Monsieur le Curé prononçait ces paroles lentement, à la façon de sentences, tout en faisant tourner son bréviaire sur la table du bureau, comme pour scander sa pensée. Puis il ajouta en conclusion :

— Ne manquez pas d’informer le Père Supérieur de la manière dont Jean-Paul a passé ses vacances. Si vous pouviez aussi voir son directeur de conscience ! Vous comprenez, madame, dans les collèges aussi bien qu’ailleurs, l’action sur la masse ne manque pas d’efficacité, mais il faut y ajouter l’action sur les individus. Avec notre vie intense, la personnalité des enfants s’éveille tellement vite aujourd’hui, qu’une direction d’ensemble ne suffit plus ; les âmes ont besoin d’être touchées une à une, d’être conduites selon leurs tendances particulières. Quand un élève accepte de bonne grâce les secours d’un maître avisé, il possède alors les meilleurs moyens de perfectionnement moral. Le prêtre est tout désigné pour cet office, parce qu’il pénètre plus facilement dans le secret de la conscience où se trouve le ressort essentiel de la volonté. Voilà, madame, mon avis !

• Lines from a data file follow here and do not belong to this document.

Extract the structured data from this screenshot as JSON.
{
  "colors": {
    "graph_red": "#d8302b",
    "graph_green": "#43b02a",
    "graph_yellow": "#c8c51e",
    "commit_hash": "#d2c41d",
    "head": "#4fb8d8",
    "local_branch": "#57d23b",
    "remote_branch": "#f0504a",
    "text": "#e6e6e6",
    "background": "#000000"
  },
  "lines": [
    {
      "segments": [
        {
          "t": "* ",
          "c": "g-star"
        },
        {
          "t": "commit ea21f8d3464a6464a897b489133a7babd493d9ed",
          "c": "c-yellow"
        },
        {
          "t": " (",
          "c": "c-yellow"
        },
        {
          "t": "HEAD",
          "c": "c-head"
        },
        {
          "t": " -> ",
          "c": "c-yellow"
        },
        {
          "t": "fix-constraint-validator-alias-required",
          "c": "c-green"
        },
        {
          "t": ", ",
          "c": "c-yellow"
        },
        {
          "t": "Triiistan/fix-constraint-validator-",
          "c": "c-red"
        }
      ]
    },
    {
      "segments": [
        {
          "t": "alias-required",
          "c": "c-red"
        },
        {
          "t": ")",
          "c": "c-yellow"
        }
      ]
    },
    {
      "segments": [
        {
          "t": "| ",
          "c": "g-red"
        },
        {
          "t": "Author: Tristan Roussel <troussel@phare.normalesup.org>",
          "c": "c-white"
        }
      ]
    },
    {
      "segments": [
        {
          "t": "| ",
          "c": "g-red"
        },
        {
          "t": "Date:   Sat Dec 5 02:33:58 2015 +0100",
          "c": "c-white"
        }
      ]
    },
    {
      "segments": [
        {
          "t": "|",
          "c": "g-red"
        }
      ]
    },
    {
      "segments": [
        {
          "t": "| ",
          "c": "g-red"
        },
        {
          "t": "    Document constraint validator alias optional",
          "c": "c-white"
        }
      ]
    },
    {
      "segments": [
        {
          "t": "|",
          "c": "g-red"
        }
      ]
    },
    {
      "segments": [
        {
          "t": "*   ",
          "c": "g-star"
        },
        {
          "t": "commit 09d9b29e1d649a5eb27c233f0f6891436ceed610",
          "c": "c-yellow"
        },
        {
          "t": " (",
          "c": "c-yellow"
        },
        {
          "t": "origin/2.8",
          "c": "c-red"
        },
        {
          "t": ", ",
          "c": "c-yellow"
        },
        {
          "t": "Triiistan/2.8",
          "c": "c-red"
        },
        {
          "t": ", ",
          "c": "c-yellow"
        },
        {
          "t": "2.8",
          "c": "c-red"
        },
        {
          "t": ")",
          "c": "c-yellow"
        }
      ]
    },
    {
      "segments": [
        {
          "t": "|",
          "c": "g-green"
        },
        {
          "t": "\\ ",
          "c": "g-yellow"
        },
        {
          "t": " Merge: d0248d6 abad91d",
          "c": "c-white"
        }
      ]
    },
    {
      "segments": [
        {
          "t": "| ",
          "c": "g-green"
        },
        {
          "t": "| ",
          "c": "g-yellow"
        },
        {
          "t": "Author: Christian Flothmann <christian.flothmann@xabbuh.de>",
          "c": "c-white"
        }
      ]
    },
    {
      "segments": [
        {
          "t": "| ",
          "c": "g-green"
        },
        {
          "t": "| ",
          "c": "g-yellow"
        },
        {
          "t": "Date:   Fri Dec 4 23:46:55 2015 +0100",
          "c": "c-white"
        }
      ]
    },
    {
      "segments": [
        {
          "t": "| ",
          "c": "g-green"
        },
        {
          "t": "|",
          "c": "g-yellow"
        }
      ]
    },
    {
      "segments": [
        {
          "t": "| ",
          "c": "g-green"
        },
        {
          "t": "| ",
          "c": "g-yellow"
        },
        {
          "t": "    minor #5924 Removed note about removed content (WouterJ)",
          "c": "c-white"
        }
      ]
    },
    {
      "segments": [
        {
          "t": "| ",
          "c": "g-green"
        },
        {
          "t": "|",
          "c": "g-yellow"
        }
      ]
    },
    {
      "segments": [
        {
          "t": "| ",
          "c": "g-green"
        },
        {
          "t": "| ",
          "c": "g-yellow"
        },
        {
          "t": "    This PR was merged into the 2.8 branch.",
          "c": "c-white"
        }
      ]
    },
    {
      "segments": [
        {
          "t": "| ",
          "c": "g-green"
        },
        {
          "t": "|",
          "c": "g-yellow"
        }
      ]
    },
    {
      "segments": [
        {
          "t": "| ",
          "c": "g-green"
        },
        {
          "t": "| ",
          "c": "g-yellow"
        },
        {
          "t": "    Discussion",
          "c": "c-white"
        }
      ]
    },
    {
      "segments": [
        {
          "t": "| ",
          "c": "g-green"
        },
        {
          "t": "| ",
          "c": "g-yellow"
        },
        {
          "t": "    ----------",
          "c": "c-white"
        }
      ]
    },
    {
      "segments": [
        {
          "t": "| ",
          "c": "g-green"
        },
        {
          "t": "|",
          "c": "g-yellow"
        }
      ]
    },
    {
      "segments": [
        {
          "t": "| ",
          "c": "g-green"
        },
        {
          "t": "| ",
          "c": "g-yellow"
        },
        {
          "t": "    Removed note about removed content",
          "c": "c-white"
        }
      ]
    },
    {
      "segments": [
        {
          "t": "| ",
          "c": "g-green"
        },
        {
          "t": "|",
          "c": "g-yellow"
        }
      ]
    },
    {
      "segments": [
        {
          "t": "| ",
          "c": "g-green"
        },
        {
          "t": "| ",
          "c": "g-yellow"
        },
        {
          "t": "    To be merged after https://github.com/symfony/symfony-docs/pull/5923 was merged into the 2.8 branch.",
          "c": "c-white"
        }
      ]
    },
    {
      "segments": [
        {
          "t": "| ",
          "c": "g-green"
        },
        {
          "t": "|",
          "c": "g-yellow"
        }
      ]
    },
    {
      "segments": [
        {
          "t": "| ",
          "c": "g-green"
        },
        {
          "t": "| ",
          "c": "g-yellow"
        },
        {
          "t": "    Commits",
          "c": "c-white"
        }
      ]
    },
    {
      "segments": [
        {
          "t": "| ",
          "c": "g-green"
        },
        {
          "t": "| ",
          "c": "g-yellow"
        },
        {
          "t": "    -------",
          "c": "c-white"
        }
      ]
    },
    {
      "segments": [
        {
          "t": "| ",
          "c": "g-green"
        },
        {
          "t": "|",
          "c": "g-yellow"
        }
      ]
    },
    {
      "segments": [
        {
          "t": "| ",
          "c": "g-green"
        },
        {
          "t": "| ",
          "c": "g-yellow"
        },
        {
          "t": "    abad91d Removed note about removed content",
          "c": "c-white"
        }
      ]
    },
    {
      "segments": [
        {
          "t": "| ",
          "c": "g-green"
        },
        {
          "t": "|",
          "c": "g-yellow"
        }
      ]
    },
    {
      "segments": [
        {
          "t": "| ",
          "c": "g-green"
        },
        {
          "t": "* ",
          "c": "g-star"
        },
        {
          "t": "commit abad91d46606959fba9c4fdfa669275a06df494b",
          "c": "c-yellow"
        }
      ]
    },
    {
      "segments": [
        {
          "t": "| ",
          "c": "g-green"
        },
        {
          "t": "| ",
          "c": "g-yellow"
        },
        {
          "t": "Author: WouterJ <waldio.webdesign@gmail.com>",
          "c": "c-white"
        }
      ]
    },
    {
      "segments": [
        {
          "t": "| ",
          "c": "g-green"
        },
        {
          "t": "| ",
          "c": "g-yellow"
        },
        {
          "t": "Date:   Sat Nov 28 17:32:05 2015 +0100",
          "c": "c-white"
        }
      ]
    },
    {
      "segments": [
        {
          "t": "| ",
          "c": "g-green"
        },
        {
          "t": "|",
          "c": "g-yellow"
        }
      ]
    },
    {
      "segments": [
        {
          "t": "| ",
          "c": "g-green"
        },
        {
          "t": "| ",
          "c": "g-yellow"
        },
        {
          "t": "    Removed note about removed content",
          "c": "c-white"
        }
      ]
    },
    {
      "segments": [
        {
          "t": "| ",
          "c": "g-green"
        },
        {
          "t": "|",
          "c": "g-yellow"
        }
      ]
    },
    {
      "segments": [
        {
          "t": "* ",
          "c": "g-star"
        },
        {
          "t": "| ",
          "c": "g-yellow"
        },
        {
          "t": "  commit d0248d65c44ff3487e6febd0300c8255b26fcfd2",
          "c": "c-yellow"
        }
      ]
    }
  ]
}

Un peu réconfortée, madame Forest se leva, remercia et prit congé. À côté du presbytère, sur la gauche, se dresse l’église paroissiale, assez vaste construction de granit rouge, à trois nefs, surmontée d’un clocher de pierre, style basilique. « Priez Dieu », venait de lui dire monsieur le Curé. Elle voulut le faire sans retard et pénétra dans l’église, à ce moment déserte. Une lumière blanche tombait des fenêtres supérieures, illuminant la voûte en charpente et faisant traîner sur le parquet une longue nappe pâle. Le chœur, derrière quatre arcs romains qui supportent un dôme carré, apparaissait lointain dans une pénombre discrète. La pieuse femme longea la grande allée, s’avança jusqu’à la balustrade et s’agenouilla sur le degré. L’horloge, au-dessus de la porte qui s’ouvre sur la sacristie, marquait près de six heures. Combien de temps pria-t-elle ? Elle l’ignora elle-même. Mais elle égrena son chapelet, s’arrêtant pour méditer, pour parler à l’Hôte du tabernacle, pour pleurer aussi, à certains moments. Toute son âme semblait passer dans cette oraison, la plus ardente peut-être de sa vie. Quelle promesse fit-elle à Dieu ? à quel sacrifice consentit-elle ? Personne ne le saura jamais. Mais, à la fin, son visage retrouva le calme, et son cœur la confiance. Elle se leva, rassurée, et sortit de l’église tandis que le crépuscule dressait là-bas, du côté du lac et derrière sa maison, une immense flambée de lumière et de gloire.